In the last scene of the book, Ignatius’ friend Myra Minkoff rescues him from the men in white coats with her Renault automobile. Igatius folds himself into the back of the tiny French imported auto because he is too big to sit in the front passenger seat. At that point in the story I was so happy to be finished reading that tedious novel that I cheered as I recalled a Renault Dauphine, a pitifully underpowered and fragile, tiny car, driven by Ted Karras, a very large, robust   colleague of mine at Romeo* Michigan High School in 1958. Ted went on to play football as defensive lineman for the Chicago Bears, helping them win the National Football League title in 1963. He is the older brother of Alex Karras, football player, movie actor, and author, a huge man with a big personality, remembered, among many others he has played, for his role as “Mongo” in Mel Brooks’ “Blazing Saddles,” the giant riding an ox, who says, “Mongo only pawn in game of life.”

*Romeo: in 1838, the village was named by Laura Taylor, who said the name was “musical, classical, and uncommon.” She also suggested to Abe Lincoln that he grow a beard.

One day after school, Ted Karras ran to the parking lot to drive to an appointment, jumped into his Renault and crashed through the floorboards onto the ground.

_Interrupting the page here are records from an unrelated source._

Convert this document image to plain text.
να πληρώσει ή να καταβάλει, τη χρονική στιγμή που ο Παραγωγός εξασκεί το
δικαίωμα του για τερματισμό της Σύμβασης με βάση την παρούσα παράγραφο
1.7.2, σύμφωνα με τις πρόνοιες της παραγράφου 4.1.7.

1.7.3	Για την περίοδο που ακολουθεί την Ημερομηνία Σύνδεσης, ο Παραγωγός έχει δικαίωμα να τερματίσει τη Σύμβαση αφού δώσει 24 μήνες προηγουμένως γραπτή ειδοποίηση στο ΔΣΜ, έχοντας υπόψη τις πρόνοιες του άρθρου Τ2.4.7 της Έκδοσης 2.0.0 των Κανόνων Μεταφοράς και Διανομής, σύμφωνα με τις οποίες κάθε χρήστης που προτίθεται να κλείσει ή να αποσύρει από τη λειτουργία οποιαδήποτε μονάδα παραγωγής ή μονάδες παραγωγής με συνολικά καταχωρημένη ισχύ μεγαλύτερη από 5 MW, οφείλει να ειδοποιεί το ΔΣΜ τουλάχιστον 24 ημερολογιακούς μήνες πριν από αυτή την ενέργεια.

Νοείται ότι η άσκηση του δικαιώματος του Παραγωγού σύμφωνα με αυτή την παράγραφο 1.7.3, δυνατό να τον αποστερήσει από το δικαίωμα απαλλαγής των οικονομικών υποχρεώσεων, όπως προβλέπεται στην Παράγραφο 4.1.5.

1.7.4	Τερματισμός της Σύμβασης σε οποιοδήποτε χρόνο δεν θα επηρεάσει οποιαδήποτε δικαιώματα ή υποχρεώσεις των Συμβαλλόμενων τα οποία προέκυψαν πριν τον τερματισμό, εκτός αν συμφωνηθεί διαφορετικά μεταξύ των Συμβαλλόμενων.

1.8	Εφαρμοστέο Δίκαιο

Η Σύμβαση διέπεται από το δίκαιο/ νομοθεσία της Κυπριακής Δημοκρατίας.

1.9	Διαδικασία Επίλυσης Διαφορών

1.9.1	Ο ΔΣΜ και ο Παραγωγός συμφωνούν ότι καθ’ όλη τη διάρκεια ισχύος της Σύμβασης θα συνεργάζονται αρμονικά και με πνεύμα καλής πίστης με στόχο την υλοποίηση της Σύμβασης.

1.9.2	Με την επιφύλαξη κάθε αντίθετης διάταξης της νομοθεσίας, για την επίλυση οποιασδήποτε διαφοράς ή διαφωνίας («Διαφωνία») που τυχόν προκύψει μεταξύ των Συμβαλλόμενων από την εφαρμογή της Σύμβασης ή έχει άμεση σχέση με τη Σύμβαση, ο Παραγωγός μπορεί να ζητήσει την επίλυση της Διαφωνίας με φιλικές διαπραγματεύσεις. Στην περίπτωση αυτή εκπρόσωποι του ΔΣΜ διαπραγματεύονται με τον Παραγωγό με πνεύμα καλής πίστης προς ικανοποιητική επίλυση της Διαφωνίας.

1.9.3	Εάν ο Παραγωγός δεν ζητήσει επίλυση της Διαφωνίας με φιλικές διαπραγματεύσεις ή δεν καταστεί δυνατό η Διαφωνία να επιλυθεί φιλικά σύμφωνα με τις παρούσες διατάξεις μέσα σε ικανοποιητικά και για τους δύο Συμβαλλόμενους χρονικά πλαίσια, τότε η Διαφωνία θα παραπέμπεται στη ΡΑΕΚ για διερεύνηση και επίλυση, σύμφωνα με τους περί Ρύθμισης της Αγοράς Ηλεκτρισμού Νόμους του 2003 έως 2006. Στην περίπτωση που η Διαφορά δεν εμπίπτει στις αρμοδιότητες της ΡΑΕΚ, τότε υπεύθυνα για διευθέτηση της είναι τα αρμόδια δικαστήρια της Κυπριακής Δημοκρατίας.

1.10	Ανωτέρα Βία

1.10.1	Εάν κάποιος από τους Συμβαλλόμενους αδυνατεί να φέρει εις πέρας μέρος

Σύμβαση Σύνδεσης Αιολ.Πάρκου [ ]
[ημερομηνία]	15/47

Named one of the fifty worst cars of all time by TIME, “It was, in fact, a rickety, paper-thin scandal of a car that, if you stood beside it, you could actually hear rusting.” That could be a scene in A Confederacy of Dunces, the title from Dean Jonathan Swift: “When a true genius appears in the world, you may know him by this sign, that the dunces are all in confederacy against him."

The novel describes and portrays ignorant old people in their moral decrepitude and avarice. Irene is to marry old Claude Robichaux because he has a railroad pension and owns rental property, as arranged by the aged Santa Battaglia, the worthless Officer Angelo Mancuso’s aunt. Claude suspects that “Communiss” are infiltrating society.

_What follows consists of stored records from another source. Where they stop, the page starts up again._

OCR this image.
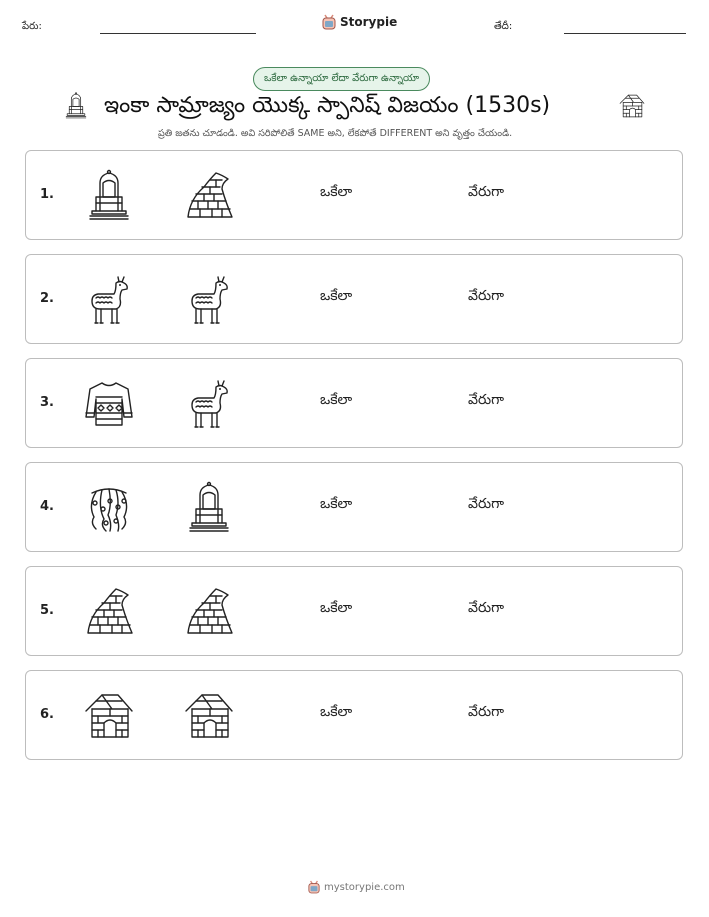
పేరు:	Storypie	తేదీ:
ఒకేలా ఉన్నాయా లేదా వేరుగా ఉన్నాయా
ఇంకా సామ్రాజ్యం యొక్క స్పానిష్ విజయం (1530s)
ప్రతి జతను చూడండి. అవి సరిపోలితే SAME అని, లేకపోతే DIFFERENT అని వృత్తం చేయండి.
1.	ఒకేలా	వేరుగా
2.	ఒకేలా	వేరుగా
3.	ఒకేలా	వేరుగా
4.	ఒకేలా	వేరుగా
5.	ఒకేలా	వేరుగా
6.	ఒకేలా	వేరుగా
mystorypie.com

Jewish radicals from New York are typified in the person of sex-therapy-obsessed Myra Minkoff, who would gladly Occupy Wall Street any day. She went to college with Ignatius in Louisiana, yet Ignatius and Myra hate everything the other stands for, and they are the best of friends, both equally daft.

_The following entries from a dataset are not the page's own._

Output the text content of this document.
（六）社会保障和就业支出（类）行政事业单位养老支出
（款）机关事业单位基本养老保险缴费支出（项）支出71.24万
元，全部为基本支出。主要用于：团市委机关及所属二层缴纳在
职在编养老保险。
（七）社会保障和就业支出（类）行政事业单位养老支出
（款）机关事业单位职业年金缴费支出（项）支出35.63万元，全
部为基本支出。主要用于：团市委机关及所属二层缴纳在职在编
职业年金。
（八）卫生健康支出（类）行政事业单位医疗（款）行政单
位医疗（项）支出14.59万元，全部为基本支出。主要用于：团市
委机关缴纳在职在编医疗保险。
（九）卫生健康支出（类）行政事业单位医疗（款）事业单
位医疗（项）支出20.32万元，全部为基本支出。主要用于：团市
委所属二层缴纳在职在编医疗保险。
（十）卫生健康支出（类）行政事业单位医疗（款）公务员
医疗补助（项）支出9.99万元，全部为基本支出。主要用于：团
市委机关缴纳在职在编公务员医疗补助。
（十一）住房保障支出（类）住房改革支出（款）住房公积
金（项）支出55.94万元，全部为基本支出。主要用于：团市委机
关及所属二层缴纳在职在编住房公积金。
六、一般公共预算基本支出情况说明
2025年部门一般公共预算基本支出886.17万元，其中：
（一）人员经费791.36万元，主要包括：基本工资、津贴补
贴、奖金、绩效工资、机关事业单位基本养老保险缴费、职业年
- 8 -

Irene Reilly is the long-suffering, alcoholic mother who puts up with Ignatius’ (the Slob’s) constant, petulant demands.

The bourgeois Mr and Mrs Gus Levy are totally unaware of the concerns of working people in their factory, Levy Pants, except for Mrs Levy’s charity towards the ancient and doddering Miss Trixie, their oldest employee. Mrs Levy is a shrew that hates her husband.

In the course of the inaction, several hot topics of 1963 that remain hot topics today are presented as concerns of various characters through situations concerning the supercilious effect of special knowledge affording false feelings of superiority, the inhuman, greedy nature of business and commerce, law enforcement’s failure to catch the real crooks, higher education and its useless, vacuous results, gay rights: pansies and butch lesbians’ demands for social recognition, and psychology replacing theology as our favorite refuge-and-strength bullshit.

John Belushi would have made a good Ignatius Reilly, and Amy Winehouse a good Myra Minkoff, his girlfriend, but they both overdosed.